A Digital Filter Model for Data Mining of Text Documents 
Jeffrey Alan Goldman 
Computer Science 
1998 

Carlo  Zaniolo 
Edward  Stabler 
Co-Chair D. Stott  Parker 
Co-Chair Wesley W. Chu 


Abstract
  
With the proliferation of data, whether in the form of records, 
contingency tables, objects, images, audio, video, or free-form text, 
it is important to extract meaningful knowledge.
The field of Knowledge Discovery in Databases is a new
science that addresses this problem.  It attempts to answer the
cry ``we are drowning in data but starving for knowledge.''
While much of the attention has focused on traditional databases,
only a scattering of research addresses Data Mining of free-form 
text documents.  This dissertation introduces a new
model and architecture, the Digital Filter, to add a new media
to the field.
The Digital Filter uses ideas from Data Mining, Information Retrieval,
and Computational Linguistics in a cogent theory of Text Mining.
The methodology of the Digital Filter exploits the inherent information
and word distributions of text documents 
in order to advance hypotheses that may lead to knowledge
when the documents meet conditions making them
amenable to knowledge discovery and the Digital Filter approach.
The Digital Filter is capable of finding anomalous words, phrases, or
other linguistic structures within a given context.  It is also 
able to detect unusual distributions of objects.

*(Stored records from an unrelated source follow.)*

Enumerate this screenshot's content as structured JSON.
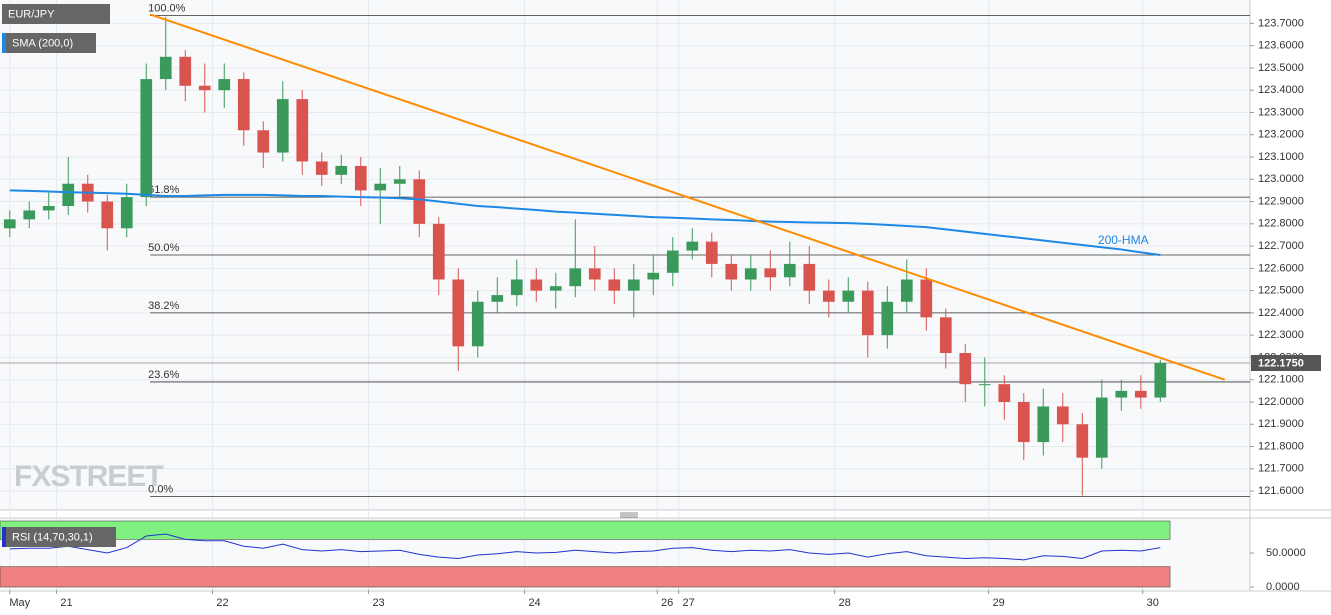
{
  "chart_data": {
    "type": "candlestick",
    "title": "EUR/JPY",
    "x": [
      0,
      1,
      2,
      3,
      4,
      5,
      6,
      7,
      8,
      9,
      10,
      11,
      12,
      13,
      14,
      15,
      16,
      17,
      18,
      19,
      20,
      21,
      22,
      23,
      24,
      25,
      26,
      27,
      28,
      29,
      30,
      31,
      32,
      33,
      34,
      35,
      36,
      37,
      38,
      39,
      40,
      41,
      42,
      43,
      44,
      45,
      46,
      47,
      48,
      49,
      50,
      51,
      52,
      53,
      54,
      55,
      56,
      57,
      58,
      59
    ],
    "open": [
      122.78,
      122.82,
      122.86,
      122.88,
      122.98,
      122.9,
      122.78,
      122.92,
      123.45,
      123.55,
      123.42,
      123.4,
      123.45,
      123.22,
      123.12,
      123.36,
      123.08,
      123.02,
      123.06,
      122.95,
      122.98,
      123.0,
      122.8,
      122.55,
      122.25,
      122.45,
      122.48,
      122.55,
      122.5,
      122.52,
      122.6,
      122.55,
      122.5,
      122.55,
      122.58,
      122.68,
      122.72,
      122.62,
      122.55,
      122.6,
      122.56,
      122.62,
      122.5,
      122.45,
      122.5,
      122.3,
      122.45,
      122.55,
      122.38,
      122.22,
      122.08,
      122.08,
      122.0,
      121.82,
      121.98,
      121.9,
      121.75,
      122.02,
      122.05,
      122.02
    ],
    "high": [
      122.86,
      122.9,
      122.94,
      123.1,
      123.02,
      122.93,
      122.98,
      123.52,
      123.73,
      123.58,
      123.52,
      123.52,
      123.48,
      123.26,
      123.44,
      123.4,
      123.12,
      123.11,
      123.1,
      123.05,
      123.06,
      123.04,
      122.83,
      122.6,
      122.5,
      122.56,
      122.64,
      122.6,
      122.58,
      122.82,
      122.7,
      122.6,
      122.62,
      122.66,
      122.74,
      122.78,
      122.76,
      122.66,
      122.66,
      122.68,
      122.72,
      122.7,
      122.55,
      122.56,
      122.54,
      122.52,
      122.64,
      122.6,
      122.42,
      122.26,
      122.2,
      122.12,
      122.04,
      122.06,
      122.04,
      121.95,
      122.1,
      122.1,
      122.12,
      122.19
    ],
    "low": [
      122.74,
      122.78,
      122.82,
      122.84,
      122.85,
      122.68,
      122.74,
      122.88,
      123.4,
      123.35,
      123.3,
      123.32,
      123.15,
      123.05,
      123.08,
      123.02,
      122.97,
      122.98,
      122.88,
      122.8,
      122.92,
      122.74,
      122.48,
      122.14,
      122.2,
      122.4,
      122.43,
      122.45,
      122.42,
      122.47,
      122.5,
      122.44,
      122.38,
      122.48,
      122.52,
      122.64,
      122.56,
      122.5,
      122.5,
      122.5,
      122.52,
      122.44,
      122.38,
      122.4,
      122.2,
      122.24,
      122.4,
      122.32,
      122.15,
      122.0,
      121.98,
      121.92,
      121.74,
      121.76,
      121.82,
      121.58,
      121.7,
      121.96,
      121.97,
      122.0
    ],
    "close": [
      122.82,
      122.86,
      122.88,
      122.98,
      122.9,
      122.78,
      122.92,
      123.45,
      123.55,
      123.42,
      123.4,
      123.45,
      123.22,
      123.12,
      123.36,
      123.08,
      123.02,
      123.06,
      122.95,
      122.98,
      123.0,
      122.8,
      122.55,
      122.25,
      122.45,
      122.48,
      122.55,
      122.5,
      122.52,
      122.6,
      122.55,
      122.5,
      122.55,
      122.58,
      122.68,
      122.72,
      122.62,
      122.55,
      122.6,
      122.56,
      122.62,
      122.5,
      122.45,
      122.5,
      122.3,
      122.45,
      122.55,
      122.38,
      122.22,
      122.08,
      122.08,
      122.0,
      121.82,
      121.98,
      121.9,
      121.75,
      122.02,
      122.05,
      122.02,
      122.175
    ],
    "up_color": "#3a9a5b",
    "down_color": "#d9534f",
    "series": [
      {
        "name": "SMA (200,0)",
        "color": "#1e88e5",
        "values": [
          122.95,
          122.948,
          122.945,
          122.942,
          122.94,
          122.938,
          122.935,
          122.93,
          122.925,
          122.925,
          122.928,
          122.93,
          122.93,
          122.93,
          122.928,
          122.925,
          122.925,
          122.922,
          122.92,
          122.918,
          122.915,
          122.91,
          122.9,
          122.89,
          122.88,
          122.875,
          122.868,
          122.862,
          122.855,
          122.85,
          122.845,
          122.84,
          122.835,
          122.83,
          122.827,
          122.824,
          122.82,
          122.817,
          122.813,
          122.81,
          122.808,
          122.806,
          122.805,
          122.803,
          122.8,
          122.795,
          122.79,
          122.785,
          122.775,
          122.765,
          122.755,
          122.745,
          122.735,
          122.725,
          122.715,
          122.705,
          122.695,
          122.685,
          122.672,
          122.66
        ]
      }
    ],
    "xlim": [
      -0.5,
      63.6
    ],
    "ylim": [
      121.515,
      123.805
    ],
    "grid": true,
    "yticks": [
      {
        "value": 121.6,
        "label": "121.6000"
      },
      {
        "value": 121.7,
        "label": "121.7000"
      },
      {
        "value": 121.8,
        "label": "121.8000"
      },
      {
        "value": 121.9,
        "label": "121.9000"
      },
      {
        "value": 122.0,
        "label": "122.0000"
      },
      {
        "value": 122.1,
        "label": "122.1000"
      },
      {
        "value": 122.2,
        "label": "122.2000"
      },
      {
        "value": 122.3,
        "label": "122.3000"
      },
      {
        "value": 122.4,
        "label": "122.4000"
      },
      {
        "value": 122.5,
        "label": "122.5000"
      },
      {
        "value": 122.6,
        "label": "122.6000"
      },
      {
        "value": 122.7,
        "label": "122.7000"
      },
      {
        "value": 122.8,
        "label": "122.8000"
      },
      {
        "value": 122.9,
        "label": "122.9000"
      },
      {
        "value": 123.0,
        "label": "123.0000"
      },
      {
        "value": 123.1,
        "label": "123.1000"
      },
      {
        "value": 123.2,
        "label": "123.2000"
      },
      {
        "value": 123.3,
        "label": "123.3000"
      },
      {
        "value": 123.4,
        "label": "123.4000"
      },
      {
        "value": 123.5,
        "label": "123.5000"
      },
      {
        "value": 123.6,
        "label": "123.6000"
      },
      {
        "value": 123.7,
        "label": "123.7000"
      }
    ],
    "xticks": [
      {
        "value": 0,
        "label": "May"
      },
      {
        "value": 2.4,
        "label": "21"
      },
      {
        "value": 10.4,
        "label": "22"
      },
      {
        "value": 18.4,
        "label": "23"
      },
      {
        "value": 26.4,
        "label": "24"
      },
      {
        "value": 33.2,
        "label": "26"
      },
      {
        "value": 34.3,
        "label": "27"
      },
      {
        "value": 42.3,
        "label": "28"
      },
      {
        "value": 50.2,
        "label": "29"
      },
      {
        "value": 58.1,
        "label": "30"
      }
    ],
    "price": {
      "value": 122.175,
      "label": "122.1750"
    },
    "fibonacci": [
      {
        "label": "100.0%",
        "value": 123.735
      },
      {
        "label": "61.8%",
        "value": 122.92
      },
      {
        "label": "50.0%",
        "value": 122.66
      },
      {
        "label": "38.2%",
        "value": 122.4
      },
      {
        "label": "23.6%",
        "value": 122.09
      },
      {
        "label": "0.0%",
        "value": 121.575
      }
    ],
    "trendline": {
      "x": [
        7.2,
        62.3
      ],
      "y": [
        123.74,
        122.1
      ],
      "color": "#ff8c00"
    },
    "annotations": [
      {
        "text": "200-HMA",
        "x": 55.8,
        "y": 122.723
      }
    ],
    "watermark": "FXSTREET",
    "rsi": {
      "name": "RSI (14,70,30,1)",
      "color": "#2233cc",
      "values": [
        56,
        57,
        57,
        60,
        55,
        50,
        58,
        75,
        78,
        70,
        68,
        68,
        60,
        57,
        63,
        55,
        53,
        55,
        52,
        53,
        54,
        48,
        44,
        42,
        47,
        49,
        52,
        50,
        51,
        54,
        52,
        50,
        52,
        53,
        57,
        58,
        54,
        52,
        54,
        53,
        55,
        50,
        48,
        50,
        44,
        49,
        52,
        46,
        44,
        42,
        43,
        42,
        40,
        46,
        45,
        42,
        53,
        54,
        53,
        58
      ],
      "ylim": [
        -4.4,
        101.5
      ],
      "yticks": [
        {
          "value": 0,
          "label": "0.0000"
        },
        {
          "value": 50,
          "label": "50.0000"
        }
      ],
      "overbought": 70,
      "oversold": 30
    }
  }
}
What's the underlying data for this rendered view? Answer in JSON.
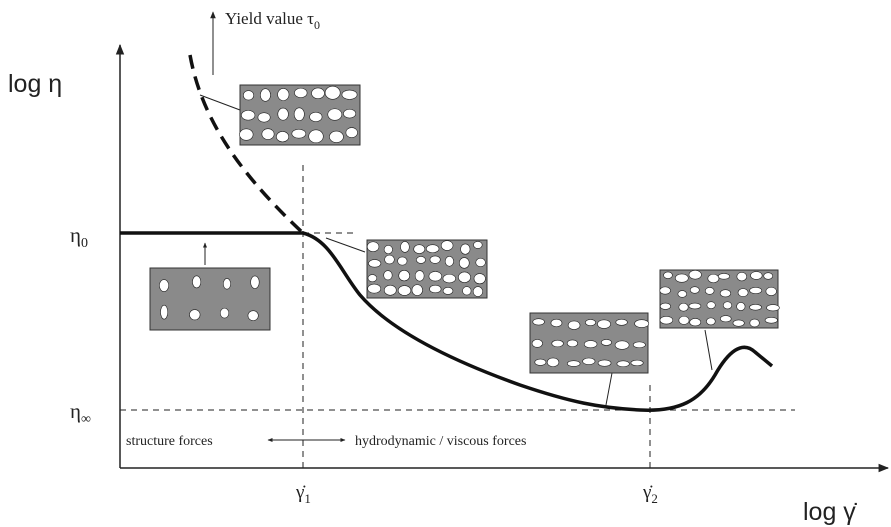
{
  "diagram": {
    "annotation": {
      "base": "Yield value τ",
      "sub": "0"
    },
    "y_axis_label": "log η",
    "x_axis_label": "log γ̇",
    "eta_zero": {
      "base": "η",
      "sub": "0"
    },
    "eta_infinity": {
      "base": "η",
      "sub": "∞"
    },
    "gamma_one": {
      "base": "γ̇",
      "sub": "1"
    },
    "gamma_two": {
      "base": "γ̇",
      "sub": "2"
    },
    "region_left": "structure forces",
    "region_right": "hydrodynamic / viscous forces"
  }
}
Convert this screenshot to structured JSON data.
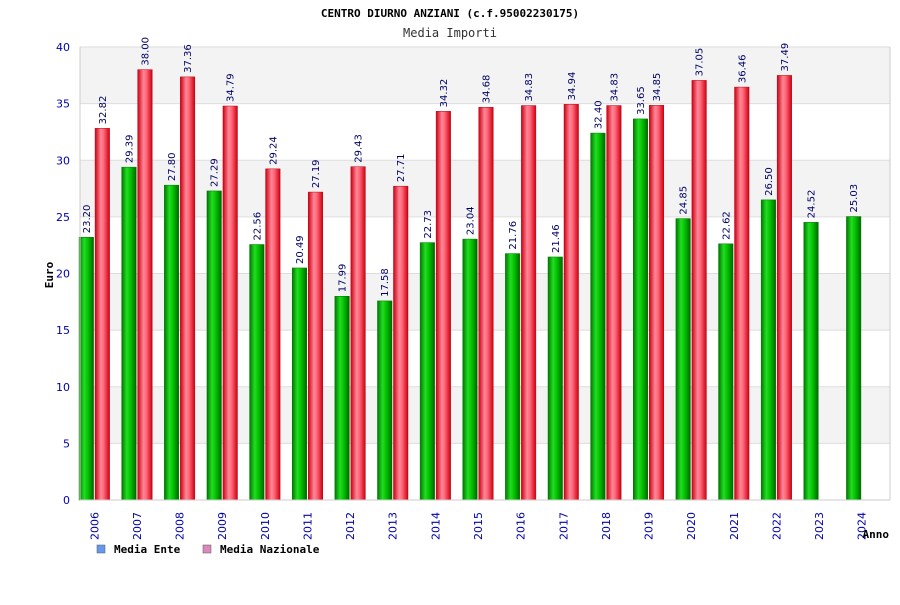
{
  "chart_data": {
    "type": "bar",
    "title": "CENTRO DIURNO ANZIANI (c.f.95002230175)",
    "subtitle": "Media Importi",
    "ylabel": "Euro",
    "xlabel": "Anno",
    "ylim": [
      0,
      40
    ],
    "yticks": [
      0,
      5,
      10,
      15,
      20,
      25,
      30,
      35,
      40
    ],
    "grid": true,
    "legend_position": "bottom-left",
    "categories": [
      "2006",
      "2007",
      "2008",
      "2009",
      "2010",
      "2011",
      "2012",
      "2013",
      "2014",
      "2015",
      "2016",
      "2017",
      "2018",
      "2019",
      "2020",
      "2021",
      "2022",
      "2023",
      "2024"
    ],
    "series": [
      {
        "name": "Media Ente",
        "legend_color": "#6699ee",
        "bar_color": "#00aa00",
        "values": [
          23.2,
          29.39,
          27.8,
          27.29,
          22.56,
          20.49,
          17.99,
          17.58,
          22.73,
          23.04,
          21.76,
          21.46,
          32.4,
          33.65,
          24.85,
          22.62,
          26.5,
          24.52,
          25.03
        ],
        "labels": [
          "23.20",
          "29.39",
          "27.80",
          "27.29",
          "22.56",
          "20.49",
          "17.99",
          "17.58",
          "22.73",
          "23.04",
          "21.76",
          "21.46",
          "32.40",
          "33.65",
          "24.85",
          "22.62",
          "26.50",
          "24.52",
          "25.03"
        ]
      },
      {
        "name": "Media Nazionale",
        "legend_color": "#dd88bb",
        "bar_color": "#ee2233",
        "values": [
          32.82,
          38.0,
          37.36,
          34.79,
          29.24,
          27.19,
          29.43,
          27.71,
          34.32,
          34.68,
          34.83,
          34.94,
          34.83,
          34.85,
          37.05,
          36.46,
          37.49,
          null,
          null
        ],
        "labels": [
          "32.82",
          "38.00",
          "37.36",
          "34.79",
          "29.24",
          "27.19",
          "29.43",
          "27.71",
          "34.32",
          "34.68",
          "34.83",
          "34.94",
          "34.83",
          "34.85",
          "37.05",
          "36.46",
          "37.49",
          "",
          ""
        ]
      }
    ]
  }
}
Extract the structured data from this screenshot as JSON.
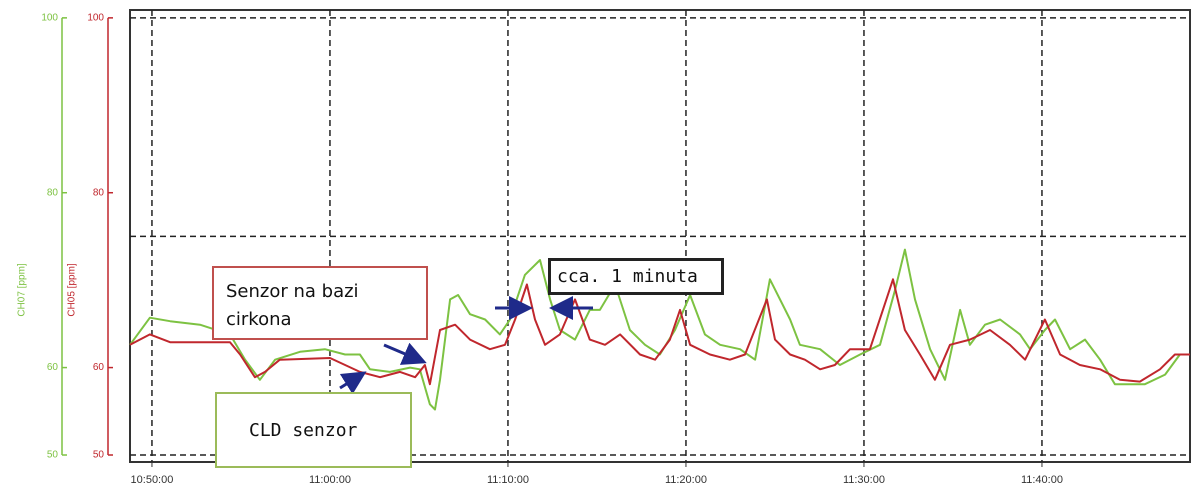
{
  "chart_data": {
    "type": "line",
    "ylabel": "CH07 [ppm]",
    "y2label": "CH05 [ppm]",
    "xlim": [
      "10:48:46",
      "11:48:19"
    ],
    "xticks": [
      "10:50:00",
      "11:00:00",
      "11:10:00",
      "11:20:00",
      "11:30:00",
      "11:40:00"
    ],
    "ylim": [
      49.2,
      100.9
    ],
    "yticks": [
      50,
      60,
      80,
      100
    ],
    "y2lim": [
      49.2,
      100.9
    ],
    "y2ticks": [
      50,
      60,
      80,
      100
    ],
    "ygrid": [
      50,
      75,
      100
    ],
    "xgrid": true,
    "series": [
      {
        "color": "#7dc242",
        "x": [
          "10:48:46",
          "10:49:53",
          "10:51:01",
          "10:52:42",
          "10:54:23",
          "10:55:14",
          "10:56:04",
          "10:56:55",
          "10:58:19",
          "10:59:43",
          "11:00:51",
          "11:01:41",
          "11:02:15",
          "11:03:22",
          "11:04:30",
          "11:05:03",
          "11:05:37",
          "11:05:54",
          "11:06:11",
          "11:06:45",
          "11:07:12",
          "11:07:52",
          "11:08:43",
          "11:09:33",
          "11:10:07",
          "11:10:57",
          "11:11:48",
          "11:12:22",
          "11:12:55",
          "11:13:46",
          "11:14:36",
          "11:15:10",
          "11:16:01",
          "11:16:51",
          "11:17:42",
          "11:18:32",
          "11:19:23",
          "11:20:14",
          "11:21:04",
          "11:21:55",
          "11:23:02",
          "11:23:53",
          "11:24:43",
          "11:25:51",
          "11:26:24",
          "11:27:32",
          "11:28:39",
          "11:29:47",
          "11:30:54",
          "11:31:45",
          "11:32:18",
          "11:32:52",
          "11:33:43",
          "11:34:33",
          "11:35:24",
          "11:35:57",
          "11:36:48",
          "11:37:39",
          "11:38:46",
          "11:39:20",
          "11:40:10",
          "11:40:44",
          "11:41:35",
          "11:42:25",
          "11:43:16",
          "11:44:06",
          "11:44:57",
          "11:45:47",
          "11:46:55",
          "11:47:45",
          "11:48:19"
        ],
        "values": [
          62.6,
          65.7,
          65.3,
          64.9,
          63.8,
          60.9,
          58.6,
          60.9,
          61.8,
          62.1,
          61.5,
          61.5,
          59.8,
          59.5,
          60.0,
          59.8,
          55.8,
          55.2,
          58.6,
          67.8,
          68.3,
          66.1,
          65.5,
          63.8,
          65.5,
          70.6,
          72.3,
          67.8,
          64.3,
          63.2,
          66.6,
          66.6,
          69.5,
          64.3,
          62.6,
          61.5,
          64.3,
          68.3,
          63.8,
          62.6,
          62.1,
          60.9,
          70.1,
          65.5,
          62.6,
          62.1,
          60.3,
          61.5,
          62.6,
          68.9,
          73.5,
          67.8,
          62.1,
          58.6,
          66.6,
          62.6,
          64.9,
          65.5,
          63.8,
          62.1,
          64.3,
          65.5,
          62.1,
          63.2,
          60.9,
          58.1,
          58.1,
          58.1,
          59.2,
          61.5,
          61.5
        ]
      },
      {
        "color": "#c0272d",
        "axis": "y2",
        "x": [
          "10:48:46",
          "10:49:53",
          "10:51:01",
          "10:54:23",
          "10:54:57",
          "10:55:47",
          "10:56:21",
          "10:57:11",
          "11:00:00",
          "11:00:51",
          "11:01:41",
          "11:02:49",
          "11:03:56",
          "11:04:47",
          "11:05:20",
          "11:05:37",
          "11:06:11",
          "11:07:02",
          "11:07:52",
          "11:08:59",
          "11:09:50",
          "11:10:24",
          "11:11:04",
          "11:11:31",
          "11:12:05",
          "11:12:55",
          "11:13:46",
          "11:14:36",
          "11:15:27",
          "11:16:18",
          "11:17:25",
          "11:18:16",
          "11:19:06",
          "11:19:40",
          "11:20:14",
          "11:21:21",
          "11:22:28",
          "11:23:19",
          "11:24:33",
          "11:25:00",
          "11:25:51",
          "11:26:41",
          "11:27:32",
          "11:28:22",
          "11:29:13",
          "11:30:20",
          "11:31:38",
          "11:32:18",
          "11:33:09",
          "11:33:59",
          "11:34:50",
          "11:35:57",
          "11:37:05",
          "11:38:12",
          "11:39:03",
          "11:40:10",
          "11:41:01",
          "11:42:08",
          "11:43:16",
          "11:44:23",
          "11:45:30",
          "11:46:38",
          "11:47:28",
          "11:48:19"
        ],
        "values": [
          62.6,
          63.8,
          62.9,
          62.9,
          61.5,
          58.9,
          59.5,
          60.9,
          61.1,
          60.3,
          59.5,
          58.9,
          59.5,
          58.9,
          60.3,
          58.1,
          64.3,
          64.9,
          63.2,
          62.1,
          62.6,
          65.5,
          69.5,
          65.5,
          62.6,
          63.8,
          67.8,
          63.2,
          62.6,
          63.8,
          61.5,
          60.9,
          63.2,
          66.6,
          62.6,
          61.5,
          60.9,
          61.5,
          67.8,
          63.2,
          61.5,
          60.9,
          59.8,
          60.3,
          62.1,
          62.1,
          70.1,
          64.3,
          61.5,
          58.6,
          62.6,
          63.2,
          64.3,
          62.6,
          60.9,
          65.5,
          61.5,
          60.3,
          59.8,
          58.6,
          58.4,
          59.8,
          61.5,
          61.5
        ]
      }
    ],
    "annotations": [
      "Senzor na bazi cirkona",
      "CLD senzor",
      "cca. 1 minuta"
    ]
  }
}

The overall knowledge discovery architecture of the Digital
Filter uses an iterative process with a
facilitator in the loop. 
In the dissertation, we present results
from the Digital Filter on real world text data collections.
Some of the discoveries come from collections of newsletters, journal
case reports, data from free text fields in relational databases, 
court decisions, and movie reviews.
We also explore two cases in which the Digital Filter 
led to a significant discovery.
The first was a collection of thoracic lung cancer patient
data and the second was a year of earthquake activity reports.
Moreover, the Digital Filter is a general model applicable to problems
in Information Retrieval such as indexing and routing as well as problems
in Stylometrics such as authorship and plagiarism detection.